Jacob reached six feet in height, and a weight of two hundred pounds—a powerful man like Simon Kenton. He and John also were celebrated Indian-hunters. But although Lewis himself once was out-lawed by the military government for shooting an Indian needlessly, Martin was the really vindictive killer. No Indian of any kind, and whether surrendered or not, was safe from him, his rifle and his tomahawk.

Indian-hunting and Indian-killing was a business with the Wetzels, and the name "Wetzel" carried terror through the forests.

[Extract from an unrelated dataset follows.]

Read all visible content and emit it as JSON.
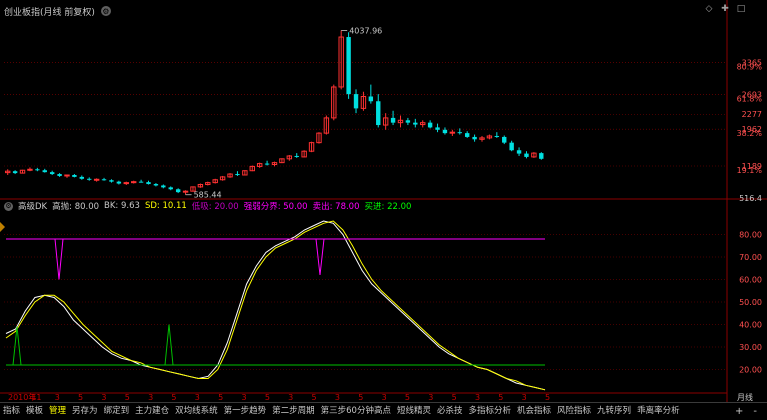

Strange to say they, like Simon Kenton and other bordermen who scorned danger, lived on to a round manhood in spite of the chances that they took. Lewis died in his bed, of a sickness, near Natchez on the southern Mississippi River, in the summer of 1808, aged forty-four. John had died, a few years before, at Wheeling, in similar manner. Martin and Jacob also passed away peacefully.

Such men as the Wetzel brothers were "shock" troops. They did not occupy a country, but they broke the enemy's line.

CHAPTER VII

CAPTAIN SAMUEL BRADY SWEARS VENGEANCE
(1780-1781)

AND BROAD-JUMPS LIKE A WILD TURKEY

Samuel Brady the Ranger: the Captain of Spies, the Hero of Western Pennsylvania—he indeed was a famous frontier fighter in the years following the Revolution, when the Indians were determined that "no white cabin shall smoke beyond the Ohio." The struggle to keep the settlers out of present Ohio and Indiana (the Northwest Territory) proved long and bloody.

In western Pennsylvania and northern Ohio the name Captain Samuel Brady ranks with that of Daniel Boone in Kentucky and Kit Carson in the Far West. Up the Allegheny River above Pittsburgh there are Brady's Bend and East Brady, to remind people of his deeds; near Beaver, Pennsylvania, at the Ohio River below Pittsburgh, there are Brady's Run, Brady's Path and Brady's Hill; in Portage County, northeastern Ohio, over toward the Pennsylvania line, there are Brady's Leap and Brady's Lake. So Captain Samuel Brady left his mark upon the map.